Early jazz was more properly a descendant of ragtime than of blues. Jazz was about embellishing a
melody, an old European paradigm. Blues was more about rhythm than melody, thus remaining
closer to the original African paradigm. In its early phase, jazz was recognized by both white and
black audiences as a close relative of ragtime. Jazz initially had no name. For a long time, many
people called it "ragtime" but they never called it "blues". There were white ragtime musicians, just
like there were white jazz musicians. De facto, jazz was an evolution of ragtime, which was an
evolution of the "coon song" of the minstrel shows, which were written by white people to make
fun of black people: hardly an "African" tradition. The main difference between ragtime and jazz
was, of course, the means of transmission. Ragtime was written composition, distributed as sheets.
Jazz was improvised music, distributed as records. Other than that, the line between the two was
blurred. Only in the 1920s did jazz music begin to employ complex harmonies that went well
beyond ragtime harmony.
Last but not least, jazz was another stage in the ongoing process of black assimilation of white
technology. Most of the instruments were as "un-African" as possible. And this was going to be the
theme of black music for the rest of the century (from the electric guitar of rhythm'n'blues to the
organ of gospel to the drum-machines of hip-hop). Jazz was, indirectly, also another stage in the
process of black assimilation of white musical styles, because jazz was founded on ragtime, and
ragtime was fundamentally the grafting of European musical styles (such as marches and waltzes)
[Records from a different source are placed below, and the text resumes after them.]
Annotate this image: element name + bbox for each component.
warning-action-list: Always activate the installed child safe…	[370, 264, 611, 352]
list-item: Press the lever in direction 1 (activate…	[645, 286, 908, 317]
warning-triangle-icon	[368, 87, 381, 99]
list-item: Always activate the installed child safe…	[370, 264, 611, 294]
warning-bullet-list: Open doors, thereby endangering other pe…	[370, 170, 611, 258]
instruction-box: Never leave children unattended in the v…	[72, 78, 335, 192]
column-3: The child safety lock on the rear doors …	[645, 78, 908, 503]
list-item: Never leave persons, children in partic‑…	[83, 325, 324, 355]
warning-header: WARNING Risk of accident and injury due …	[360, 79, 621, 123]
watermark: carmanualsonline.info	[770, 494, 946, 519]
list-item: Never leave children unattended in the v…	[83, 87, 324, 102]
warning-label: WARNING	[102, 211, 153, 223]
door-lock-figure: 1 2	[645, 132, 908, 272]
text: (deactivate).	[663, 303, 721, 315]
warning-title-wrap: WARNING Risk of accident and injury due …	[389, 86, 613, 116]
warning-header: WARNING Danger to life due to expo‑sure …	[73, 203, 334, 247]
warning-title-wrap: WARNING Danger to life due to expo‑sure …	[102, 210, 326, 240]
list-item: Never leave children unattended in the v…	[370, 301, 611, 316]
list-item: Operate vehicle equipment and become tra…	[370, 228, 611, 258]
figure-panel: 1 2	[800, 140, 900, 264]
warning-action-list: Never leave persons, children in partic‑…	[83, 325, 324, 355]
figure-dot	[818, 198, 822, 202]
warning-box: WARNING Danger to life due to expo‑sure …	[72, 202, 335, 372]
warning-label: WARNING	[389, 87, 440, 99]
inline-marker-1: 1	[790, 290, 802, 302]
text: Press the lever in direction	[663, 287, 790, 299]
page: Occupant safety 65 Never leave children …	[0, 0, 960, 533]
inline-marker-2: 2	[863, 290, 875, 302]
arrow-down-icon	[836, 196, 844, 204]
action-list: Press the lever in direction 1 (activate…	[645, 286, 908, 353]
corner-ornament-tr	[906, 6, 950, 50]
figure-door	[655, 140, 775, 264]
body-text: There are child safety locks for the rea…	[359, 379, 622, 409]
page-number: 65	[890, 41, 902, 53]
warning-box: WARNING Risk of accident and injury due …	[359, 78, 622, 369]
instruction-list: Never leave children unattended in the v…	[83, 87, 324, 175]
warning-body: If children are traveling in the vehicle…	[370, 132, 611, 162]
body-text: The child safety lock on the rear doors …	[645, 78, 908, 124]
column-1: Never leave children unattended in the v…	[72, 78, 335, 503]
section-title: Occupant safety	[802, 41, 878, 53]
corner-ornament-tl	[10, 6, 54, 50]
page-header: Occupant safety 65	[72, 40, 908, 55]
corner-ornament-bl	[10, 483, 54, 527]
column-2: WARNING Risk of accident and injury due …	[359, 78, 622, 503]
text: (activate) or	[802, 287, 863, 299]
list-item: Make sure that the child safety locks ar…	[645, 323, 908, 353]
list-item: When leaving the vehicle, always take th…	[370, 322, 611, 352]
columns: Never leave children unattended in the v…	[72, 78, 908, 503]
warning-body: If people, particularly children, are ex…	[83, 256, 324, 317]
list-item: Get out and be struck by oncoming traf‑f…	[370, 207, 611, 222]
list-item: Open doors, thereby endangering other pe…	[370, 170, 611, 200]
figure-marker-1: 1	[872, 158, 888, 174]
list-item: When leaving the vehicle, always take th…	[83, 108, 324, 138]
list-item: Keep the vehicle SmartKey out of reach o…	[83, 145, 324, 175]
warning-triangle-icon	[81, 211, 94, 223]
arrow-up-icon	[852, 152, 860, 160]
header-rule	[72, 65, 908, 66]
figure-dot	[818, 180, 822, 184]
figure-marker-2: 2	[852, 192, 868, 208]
onto West-African syncopated rhythms. All in all, jazz was a lot more "white" than it appeared to be
on the surface.
The West-African element of jazz music was the emphasis on (syncopated) rhythm and the
widespread use of polyrhythms, or, from the viewpoint of instrumentation, the drums. (In fact, the
drums remained a distinguishing feature of black musical genres until Bill Haley turned rock'n'roll
into a white genre). Also largely West African was the passion for timbral exploration: where
European music had always favored crisp tonality and harmonic rules (i.e., only some sounds and
some combination of sounds are lawful), black music tended to explore the whole range of timbral
and harmonic possibilities (something that white academic music was beginning to do
independently and for different reasons at the beginning of the 20th century). This also included the
prominence of blue notes (notes that are not part of the European pitch system).